Visitors to Asian countries, however, have begun rethinking their trips. The Everton soccer club, of England's Premier League, is mulling whether or not to cancel a two-game tour in China planned for May 25-26. Ditto for cycling's governing body, the UCI. The body is talking with International Olympic Committee on whether to cancel the for August planned track championships in the southern China province of Shenzhen.

Deutschland-Tour
The pack ride along the street during the second stage of the Tour of Germany cycling race from Goslar to Erfurt near of the Oker artificial lake in Altenau, Germany, Wednesday, May 30, 2001. (AP Photo/Jens Meyer)Image: AP

The Goethe Insitut, Germany's cultural outreach organization, has put staffers in Asia on high alert but has yet to pull anyone out. The German Foreign Office has posted travel warnings to Germans heading to Hong Kong and the southwest Guandong province.

The warnings, added to already in-place warnings to Northern Africa and the Middle East, are likely to further dampen a travel industry that's already suffered by the outbreak of war in Iraq.

Dutch airline KLM said this week that SARS has had a more dramatic effect on its passenger count than the Iraq war. A spokesman said that in particular business passengers have cancelled trips because of fears surrounding the virus.
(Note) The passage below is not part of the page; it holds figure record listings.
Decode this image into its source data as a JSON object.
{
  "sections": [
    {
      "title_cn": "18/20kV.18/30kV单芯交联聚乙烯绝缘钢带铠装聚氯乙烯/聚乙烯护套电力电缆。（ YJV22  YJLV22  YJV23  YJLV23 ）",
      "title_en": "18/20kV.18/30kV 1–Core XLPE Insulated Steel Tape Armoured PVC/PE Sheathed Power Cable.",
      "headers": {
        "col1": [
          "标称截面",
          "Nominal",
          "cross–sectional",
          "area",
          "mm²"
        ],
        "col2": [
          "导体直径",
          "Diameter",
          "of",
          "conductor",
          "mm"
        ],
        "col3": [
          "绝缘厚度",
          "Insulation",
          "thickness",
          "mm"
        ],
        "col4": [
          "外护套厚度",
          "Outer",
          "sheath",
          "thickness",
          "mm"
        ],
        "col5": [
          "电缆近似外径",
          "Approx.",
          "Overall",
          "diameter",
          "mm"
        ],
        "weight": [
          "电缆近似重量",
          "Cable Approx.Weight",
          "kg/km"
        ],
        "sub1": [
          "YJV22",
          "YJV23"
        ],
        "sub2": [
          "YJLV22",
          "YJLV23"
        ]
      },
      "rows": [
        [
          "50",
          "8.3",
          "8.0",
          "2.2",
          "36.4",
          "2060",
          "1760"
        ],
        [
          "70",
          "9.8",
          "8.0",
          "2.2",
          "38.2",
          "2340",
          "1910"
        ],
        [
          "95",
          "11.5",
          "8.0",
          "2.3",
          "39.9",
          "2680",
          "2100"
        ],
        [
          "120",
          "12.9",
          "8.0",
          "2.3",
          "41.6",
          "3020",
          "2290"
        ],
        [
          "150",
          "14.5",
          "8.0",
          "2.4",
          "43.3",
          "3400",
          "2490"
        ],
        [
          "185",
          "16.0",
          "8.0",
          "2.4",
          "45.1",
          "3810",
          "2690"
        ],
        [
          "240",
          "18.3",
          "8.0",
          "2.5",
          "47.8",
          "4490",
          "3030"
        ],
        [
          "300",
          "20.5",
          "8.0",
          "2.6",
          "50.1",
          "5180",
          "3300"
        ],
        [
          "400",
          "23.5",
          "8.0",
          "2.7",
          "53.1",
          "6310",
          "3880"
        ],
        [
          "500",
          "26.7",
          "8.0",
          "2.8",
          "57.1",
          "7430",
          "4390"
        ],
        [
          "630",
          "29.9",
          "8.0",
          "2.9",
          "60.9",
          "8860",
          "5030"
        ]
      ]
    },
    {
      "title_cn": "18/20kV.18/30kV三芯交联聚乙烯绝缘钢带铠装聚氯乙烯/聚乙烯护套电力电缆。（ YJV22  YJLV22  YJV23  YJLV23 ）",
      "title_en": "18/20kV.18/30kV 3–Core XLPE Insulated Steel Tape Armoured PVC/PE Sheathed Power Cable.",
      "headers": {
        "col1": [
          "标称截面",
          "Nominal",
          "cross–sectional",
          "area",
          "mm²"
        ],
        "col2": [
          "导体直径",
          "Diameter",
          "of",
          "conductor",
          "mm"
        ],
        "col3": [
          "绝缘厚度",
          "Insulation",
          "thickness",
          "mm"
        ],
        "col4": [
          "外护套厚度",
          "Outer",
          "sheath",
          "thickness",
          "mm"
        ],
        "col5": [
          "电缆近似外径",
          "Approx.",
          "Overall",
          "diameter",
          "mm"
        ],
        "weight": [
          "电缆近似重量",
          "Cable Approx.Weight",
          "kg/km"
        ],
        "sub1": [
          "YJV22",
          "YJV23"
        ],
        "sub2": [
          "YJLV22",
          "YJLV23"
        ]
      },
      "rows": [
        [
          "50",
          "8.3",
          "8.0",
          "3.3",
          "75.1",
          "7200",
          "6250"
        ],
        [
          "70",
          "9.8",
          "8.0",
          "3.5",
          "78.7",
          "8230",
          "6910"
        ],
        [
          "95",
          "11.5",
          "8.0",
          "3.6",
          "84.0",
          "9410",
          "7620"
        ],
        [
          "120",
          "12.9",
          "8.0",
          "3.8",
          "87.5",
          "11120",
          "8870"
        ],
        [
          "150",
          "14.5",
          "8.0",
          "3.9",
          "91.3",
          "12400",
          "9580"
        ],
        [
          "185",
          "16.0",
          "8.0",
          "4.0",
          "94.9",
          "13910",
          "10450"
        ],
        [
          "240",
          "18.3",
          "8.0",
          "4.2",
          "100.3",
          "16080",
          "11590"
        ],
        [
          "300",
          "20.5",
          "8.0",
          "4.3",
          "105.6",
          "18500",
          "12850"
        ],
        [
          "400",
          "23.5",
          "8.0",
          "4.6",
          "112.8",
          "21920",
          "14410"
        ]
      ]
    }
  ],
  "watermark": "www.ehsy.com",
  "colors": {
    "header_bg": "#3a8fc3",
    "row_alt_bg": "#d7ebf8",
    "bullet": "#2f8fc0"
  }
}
German flagship airline Lufthansa said it was grounding additional planes rather than face the possiblity of running empty flights to Asia. Günther is concerned the SARS scare could do more damage to the entire travel industry than Iraq ever could.

"The war in Iraq was predictable and in some way measurable," Günther said in an interview with DW-WORLD. "This came as a complete surprise and nobody knows how long it's going to continue and how much it will spread."